Edson Koguishi, que treina há 28 anos e ministra aulas há 10 anos, está no 3º Dan e explica que a formação de atletas na base é fundamental para o kendô. Ele acredita que depois de um certo nível é importante ganhar experiência e desenvolver uma técnica própria. No final, parece que não tem dedo dos instrutores, mas tem.
Quando se fala em termos técnicos, quem pensa que o manuseio da espada é o detalhe mais importante, está enganado. Segundo Koguishi, o kendoísta (ou kendoca) precisa ter muita força e agilidade nas pernas. Durante a luta as pessoas se movimentam muito e não adianta ter apenas técnicas de espadas se o corpo não aguenta, compara.
Outro detalhe importante para quem pensa em lutar não é saber apenas manusear a espada, mas seguir a risca a filosofia do kendo.

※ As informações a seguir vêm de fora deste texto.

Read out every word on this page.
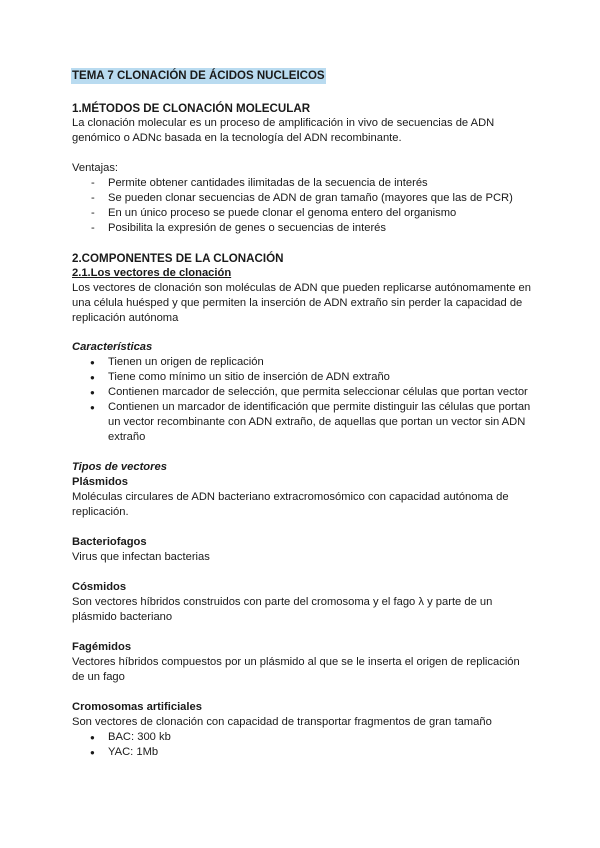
TEMA 7 CLONACIÓN DE ÁCIDOS NUCLEICOS

1.MÉTODOS DE CLONACIÓN MOLECULAR

La clonación molecular es un proceso de amplificación in vivo de secuencias de ADN genómico o ADNc basada en la tecnología del ADN recombinante.

Ventajas:

- Permite obtener cantidades ilimitadas de la secuencia de interés
- Se pueden clonar secuencias de ADN de gran tamaño (mayores que las de PCR)
- En un único proceso se puede clonar el genoma entero del organismo
- Posibilita la expresión de genes o secuencias de interés

2.COMPONENTES DE LA CLONACIÓN

2.1.Los vectores de clonación

Los vectores de clonación son moléculas de ADN que pueden replicarse autónomamente en una célula huésped y que permiten la inserción de ADN extraño sin perder la capacidad de replicación autónoma

Características

● Tienen un origen de replicación
● Tiene como mínimo un sitio de inserción de ADN extraño
● Contienen marcador de selección, que permita seleccionar células que portan vector
● Contienen un marcador de identificación que permite distinguir las células que portan un vector recombinante con ADN extraño, de aquellas que portan un vector sin ADN extraño

Tipos de vectores

Plásmidos

Moléculas circulares de ADN bacteriano extracromosómico con capacidad autónoma de replicación.

Bacteriofagos

Virus que infectan bacterias

Cósmidos

Son vectores híbridos construidos con parte del cromosoma y el fago λ y parte de un plásmido bacteriano

Fagémidos

Vectores híbridos compuestos por un plásmido al que se le inserta el origen de replicación de un fago

Cromosomas artificiales

Son vectores de clonación con capacidad de transportar fragmentos de gran tamaño

● BAC: 300 kb
● YAC: 1Mb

Quando a pessoa vem assistir ao nosso treino, a primeira coisa que nós falamos é sobre a importância da disciplina e do respeito. É isso que o kendô vai ensinar a vocês, uma série de valores que estão esquecidos, orienta.
Koguishi vai além na análise da importância da filosofia nas artes marcias atualmente. Ele acredita que a redução na hora de passar estes valores predomina em quase todos os estilos. É muito mais competição, defesa pessoal e cultura do corpo do que a filosofia. O ponto negativo é que descaracteriza bastante as origens, coisa que nós tentamos manter em Londrina, ressalta. (R.O.)